The journal also promotes a view of slavery as a globalizing force in the development of world civilizations. Global history focuses heavily upon the global movement of people, goods, and ideas, with a particular emphasis on processes of integration and divergence in the human experience. Slavery straddles all of these focal points, as it connected and integrated various societies through economic and power-based relationships, and simultaneously divided societies by class, race, ethnicity, and cultural group.

JGS is a peer-reviewed journal that publishes articles based on original research, book reviews, short notes and communications, and special issues. It especially invites articles that situate studies of slavery (whether historical or modern-day forms) in explicitly comparative, transregional, and/or global contexts.

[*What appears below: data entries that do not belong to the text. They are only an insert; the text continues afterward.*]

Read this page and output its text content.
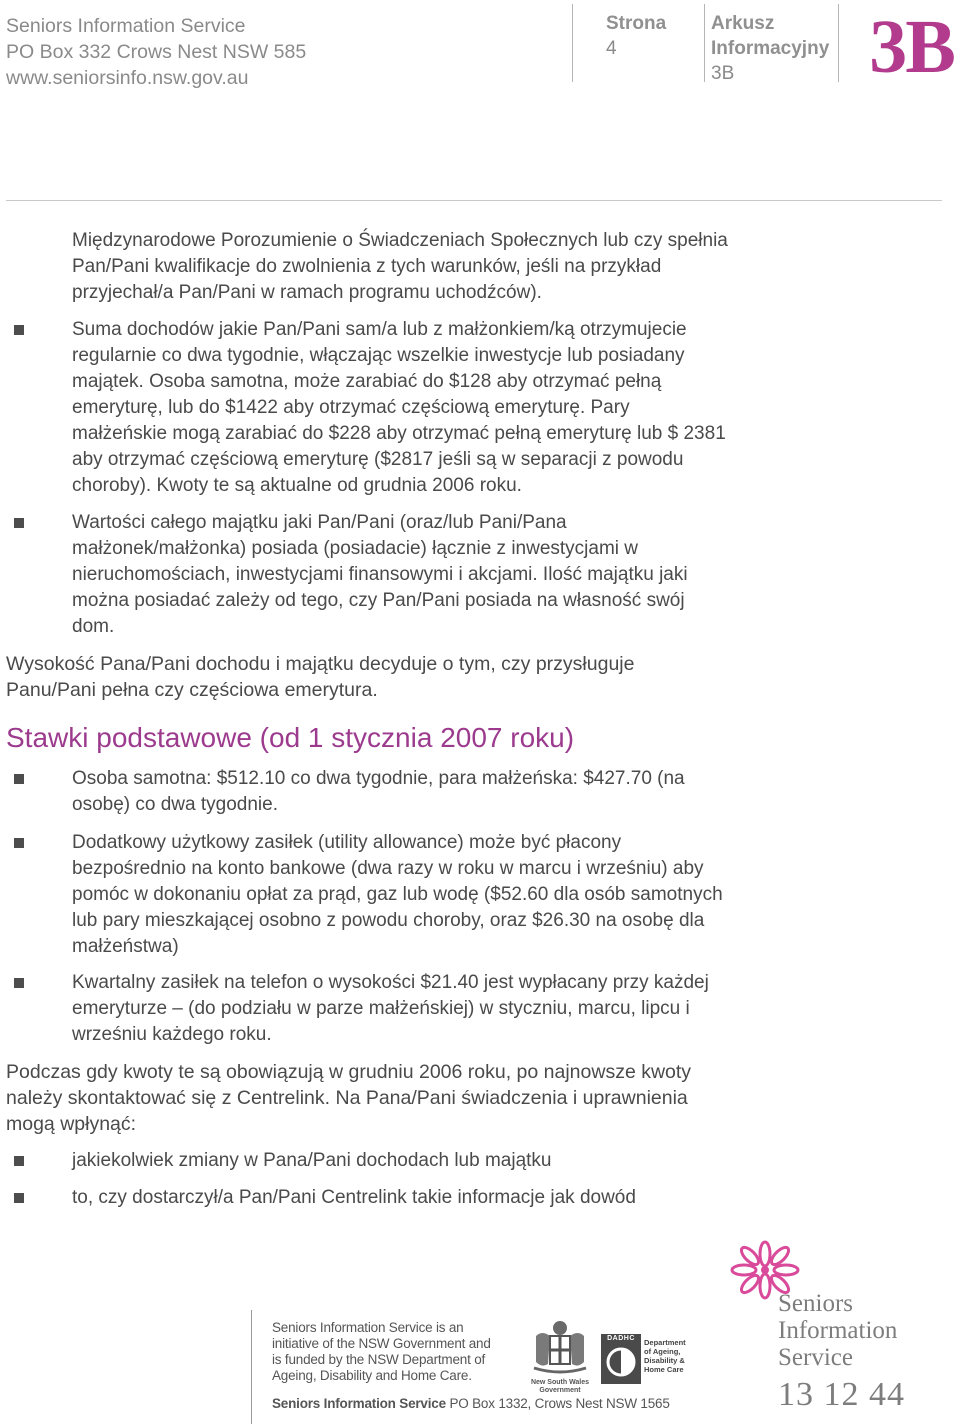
Seniors Information Service
PO Box 332 Crows Nest NSW 585
www.seniorsinfo.nsw.gov.au
Strona
4
Arkusz
Informacyjny
3B	3B
Międzynarodowe Porozumienie o Świadczeniach Społecznych lub czy spełnia
Pan/Pani kwalifikacje do zwolnienia z tych warunków, jeśli na przykład
przyjechał/a Pan/Pani w ramach programu uchodźców).
Suma dochodów jakie Pan/Pani sam/a lub z małżonkiem/ką otrzymujecie
regularnie co dwa tygodnie, włączając wszelkie inwestycje lub posiadany
majątek. Osoba samotna, może zarabiać do $128 aby otrzymać pełną
emeryturę, lub do $1422 aby otrzymać częściową emeryturę. Pary
małżeńskie mogą zarabiać do $228 aby otrzymać pełną emeryturę lub $ 2381
aby otrzymać częściową emeryturę ($2817 jeśli są w separacji z powodu
choroby). Kwoty te są aktualne od grudnia 2006 roku.
Wartości całego majątku jaki Pan/Pani (oraz/lub Pani/Pana
małżonek/małżonka) posiada (posiadacie) łącznie z inwestycjami w
nieruchomościach, inwestycjami finansowymi i akcjami. Ilość majątku jaki
można posiadać zależy od tego, czy Pan/Pani posiada na własność swój
dom.
Wysokość Pana/Pani dochodu i majątku decyduje o tym, czy przysługuje
Panu/Pani pełna czy częściowa emerytura.
Stawki podstawowe (od 1 stycznia 2007 roku)
Osoba samotna: $512.10 co dwa tygodnie, para małżeńska: $427.70 (na
osobę) co dwa tygodnie.
Dodatkowy użytkowy zasiłek (utility allowance) może być płacony
bezpośrednio na konto bankowe (dwa razy w roku w marcu i wrześniu) aby
pomóc w dokonaniu opłat za prąd, gaz lub wodę ($52.60 dla osób samotnych
lub pary mieszkającej osobno z powodu choroby, oraz $26.30 na osobę dla
małżeństwa)
Kwartalny zasiłek na telefon o wysokości $21.40 jest wypłacany przy każdej
emeryturze – (do podziału w parze małżeńskiej) w styczniu, marcu, lipcu i
wrześniu każdego roku.
Podczas gdy kwoty te są obowiązują w grudniu 2006 roku, po najnowsze kwoty
należy skontaktować się z Centrelink. Na Pana/Pani świadczenia i uprawnienia
mogą wpłynąć:
jakiekolwiek zmiany w Pana/Pani dochodach lub majątku
to, czy dostarczył/a Pan/Pani Centrelink takie informacje jak dowód
Seniors Information Service is an
initiative of the NSW Government and
is funded by the NSW Department of
Ageing, Disability and Home Care.
Seniors Information Service PO Box 1332, Crows Nest NSW 1565
New South Wales
Government
DADHC	Department
of Ageing,
Disability &
Home Care
Seniors
Information
Service
13 12 44
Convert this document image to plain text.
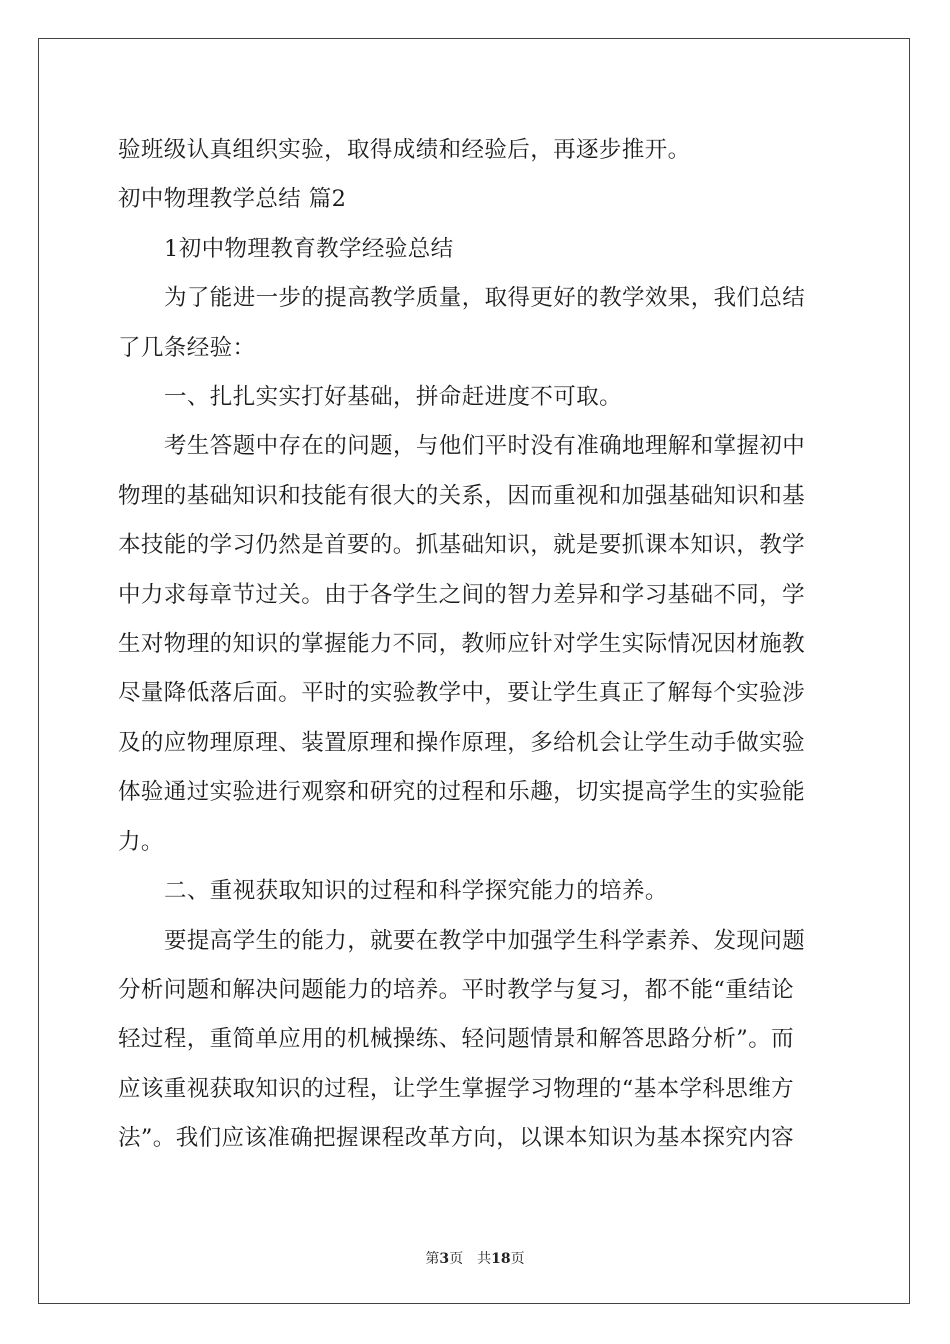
验班级认真组织实验，取得成绩和经验后，再逐步推开。
初中物理教学总结 篇2
1初中物理教育教学经验总结
为了能进一步的提高教学质量，取得更好的教学效果，我们总结
了几条经验：
一、扎扎实实打好基础，拼命赶进度不可取。
考生答题中存在的问题，与他们平时没有准确地理解和掌握初中
物理的基础知识和技能有很大的关系，因而重视和加强基础知识和基
本技能的学习仍然是首要的。抓基础知识，就是要抓课本知识，教学
中力求每章节过关。由于各学生之间的智力差异和学习基础不同，学
生对物理的知识的掌握能力不同，教师应针对学生实际情况因材施教
尽量降低落后面。平时的实验教学中，要让学生真正了解每个实验涉
及的应物理原理、装置原理和操作原理，多给机会让学生动手做实验
体验通过实验进行观察和研究的过程和乐趣，切实提高学生的实验能
力。
二、重视获取知识的过程和科学探究能力的培养。
要提高学生的能力，就要在教学中加强学生科学素养、发现问题
分析问题和解决问题能力的培养。平时教学与复习，都不能“重结论
轻过程，重简单应用的机械操练、轻问题情景和解答思路分析”。而
应该重视获取知识的过程，让学生掌握学习物理的“基本学科思维方
法”。我们应该准确把握课程改革方向，以课本知识为基本探究内容
第3页 共18页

Themes may include (but are not limited to):
• the different and changing social, cultural, and legal meanings of slavery across time and space;
• the roles that slavery has played in the development of intersecting and interdependent relationships between societies throughout world history;
• comparative practices of enslavement (through warfare, indebtedness, trade, etc.);
• human trafficking and forced migration;
• transregional dialogues and the movement of ideas and practices of slavery and anti-slavery across space;
• slave cultures and cultural transfer;
• political, economic, and ideological causes and effects of slavery;
• religion and slavery;
• resistance;
• abolition, emancipation, and manumission practices from global or comparative perspectives;
• the psychological effects, memories, legacies, and representations of slave practices.